In principle, low-income countries should be able to achieve very rapid
growth simply by copying what has been done in developed countries, but
this rarely happens. In a paper on `Trade, Politics and Growth in a
Small, Less Developed Economy', Paul Romer (University of
Chicago) sought to explain this fundamental puzzle in the theory of
economic development, on the premise that the different economic
outcomes of different countries reflect different policy choices,
especially with respect to integration with the rest of the world, which
have significant redistributive consequences for different economic
groups within the countries. His main result was that the trade policies
most conducive to growth will harm the existing holders of domestic
assets, and conversely, that the policies preferred by existing wealth
holders (free intertemporal trade in consumption goods and restricted
trade in capital goods) entail particularly bad consequences in terms of
efficiency and income distribution.
Political Cycles
The last two papers of the conference focused on the `political business
cycle'. In a paper entitled `How Often Should Elections be Held?', Kenneth
Rogoff (University of California, Berkeley) applied a
principal-agent model to the optimal timing of elections and the means
by which they should be called. The voters are unanimous and act as the
principal: the incumbent government acts as the agent, which has
superior information regarding its own competence and is driven by its
desire to win the elections. The political business cycle results from
the efforts of the incumbent to signal its competence. The size of the
cycle is determined by the electoral laws.
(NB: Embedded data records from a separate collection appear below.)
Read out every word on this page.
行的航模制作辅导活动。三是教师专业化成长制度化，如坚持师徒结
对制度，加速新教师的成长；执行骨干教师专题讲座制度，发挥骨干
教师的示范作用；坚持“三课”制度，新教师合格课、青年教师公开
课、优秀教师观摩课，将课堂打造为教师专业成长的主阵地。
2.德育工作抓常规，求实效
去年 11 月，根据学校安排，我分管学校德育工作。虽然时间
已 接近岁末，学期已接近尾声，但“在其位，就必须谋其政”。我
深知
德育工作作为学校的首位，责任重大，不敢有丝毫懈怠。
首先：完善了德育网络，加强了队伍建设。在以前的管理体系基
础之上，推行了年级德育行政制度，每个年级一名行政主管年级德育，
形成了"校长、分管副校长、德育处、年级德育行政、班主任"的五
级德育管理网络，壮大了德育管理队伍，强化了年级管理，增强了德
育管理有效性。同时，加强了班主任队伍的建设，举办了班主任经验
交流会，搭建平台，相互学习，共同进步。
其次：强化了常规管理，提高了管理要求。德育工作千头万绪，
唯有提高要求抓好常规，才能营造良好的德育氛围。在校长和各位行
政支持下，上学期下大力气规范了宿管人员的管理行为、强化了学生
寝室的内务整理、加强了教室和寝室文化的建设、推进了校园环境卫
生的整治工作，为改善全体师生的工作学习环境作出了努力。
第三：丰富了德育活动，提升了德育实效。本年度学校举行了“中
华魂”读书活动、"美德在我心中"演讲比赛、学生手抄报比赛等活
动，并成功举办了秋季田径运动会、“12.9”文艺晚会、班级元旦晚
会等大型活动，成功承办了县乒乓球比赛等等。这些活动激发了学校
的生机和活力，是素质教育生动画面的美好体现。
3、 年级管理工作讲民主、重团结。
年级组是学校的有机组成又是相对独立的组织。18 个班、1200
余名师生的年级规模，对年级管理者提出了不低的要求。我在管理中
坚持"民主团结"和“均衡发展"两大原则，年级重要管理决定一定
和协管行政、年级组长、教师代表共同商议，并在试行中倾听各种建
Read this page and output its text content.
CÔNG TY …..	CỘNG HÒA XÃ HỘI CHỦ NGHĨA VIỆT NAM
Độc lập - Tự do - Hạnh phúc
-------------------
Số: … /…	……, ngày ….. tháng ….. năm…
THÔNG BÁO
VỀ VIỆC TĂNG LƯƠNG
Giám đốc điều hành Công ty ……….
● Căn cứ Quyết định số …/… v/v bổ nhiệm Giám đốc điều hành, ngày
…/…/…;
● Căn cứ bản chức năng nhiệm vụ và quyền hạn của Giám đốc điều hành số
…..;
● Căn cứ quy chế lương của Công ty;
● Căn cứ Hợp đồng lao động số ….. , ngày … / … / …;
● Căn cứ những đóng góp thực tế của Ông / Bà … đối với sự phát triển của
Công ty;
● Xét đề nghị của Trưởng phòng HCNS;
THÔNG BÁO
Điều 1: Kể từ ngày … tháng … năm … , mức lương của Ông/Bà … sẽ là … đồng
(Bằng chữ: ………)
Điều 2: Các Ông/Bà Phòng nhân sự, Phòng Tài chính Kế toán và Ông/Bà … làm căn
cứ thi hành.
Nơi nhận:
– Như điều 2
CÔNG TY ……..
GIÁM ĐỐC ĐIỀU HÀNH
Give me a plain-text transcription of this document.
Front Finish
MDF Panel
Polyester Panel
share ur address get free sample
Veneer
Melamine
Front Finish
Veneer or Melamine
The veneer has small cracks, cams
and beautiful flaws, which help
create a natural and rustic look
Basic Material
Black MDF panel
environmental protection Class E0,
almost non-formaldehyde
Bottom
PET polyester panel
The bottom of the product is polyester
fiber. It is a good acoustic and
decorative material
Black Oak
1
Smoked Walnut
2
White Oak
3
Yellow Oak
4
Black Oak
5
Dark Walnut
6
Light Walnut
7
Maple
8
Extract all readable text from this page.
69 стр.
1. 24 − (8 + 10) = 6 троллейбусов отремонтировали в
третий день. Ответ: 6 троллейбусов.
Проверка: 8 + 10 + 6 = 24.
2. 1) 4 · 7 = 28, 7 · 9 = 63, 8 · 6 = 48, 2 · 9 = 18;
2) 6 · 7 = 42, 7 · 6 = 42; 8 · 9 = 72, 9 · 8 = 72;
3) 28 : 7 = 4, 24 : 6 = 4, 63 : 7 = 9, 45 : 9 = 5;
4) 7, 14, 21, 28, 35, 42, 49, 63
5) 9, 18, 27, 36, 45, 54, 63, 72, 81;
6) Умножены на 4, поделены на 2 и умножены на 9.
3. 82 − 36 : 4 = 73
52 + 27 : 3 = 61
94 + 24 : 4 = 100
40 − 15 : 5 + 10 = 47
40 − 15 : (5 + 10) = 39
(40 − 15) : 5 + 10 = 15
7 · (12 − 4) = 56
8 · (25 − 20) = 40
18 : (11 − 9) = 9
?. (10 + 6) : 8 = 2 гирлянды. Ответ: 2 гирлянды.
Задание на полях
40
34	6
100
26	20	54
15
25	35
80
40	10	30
Rogoff noted that if elections are frequent, then the incumbent is more
likely to be skilful and to act in accordance with the preferences of
the voters. Frequent elections entail the cost, however, that political
business cycles will occur more often, while allowing the incumbent to
call early elections has the benefit of reducing the size of the
electoral cycle. A result of the paper is that introducing randomized
votes of confidence, in which there is a small probability that the
government will be subjected to a vote of no confidence, will lead to a
welfare improvement over the policy outcome that would obtain under any
system of term elections.
Finally, in a paper on `Political Cycles: Evidence from OECD Countries',
Alberto Alesina (Harvard University and CEPR) and Nouriel
Roubini (Yale University and CEPR) reported the results from testing
recent theories of the political business cycle on time-series data for
18 OECD countries for the period 1960-87. This is the first paper to
carry out such tests systematically for such a large number of
countries. Alesina and Roubini found that these recent models of the
political business cycle in general significantly outperform their
predecessors, and specifically that there is no evidence in favour of
the early Nordhaus model in which voters have adaptive expectations.
There is instead some weak evidence that an electoral cycle affects the
inflation rate, which is consistent with a rational expectations version
of that model. More importantly, there is strong evidence in favour of a
rational expectations version of the `partisan theory' of business
cycles, according to which policy-makers are elected by rational voters
on the basis of their ideological preferences, which they pursue once
they are in office. This theory is more strongly supported by the data
for those countries with a bi-partisan political system.
A selection of the papers presented at this conference will appear in a
forthcoming issue of the Review of Economic Studies.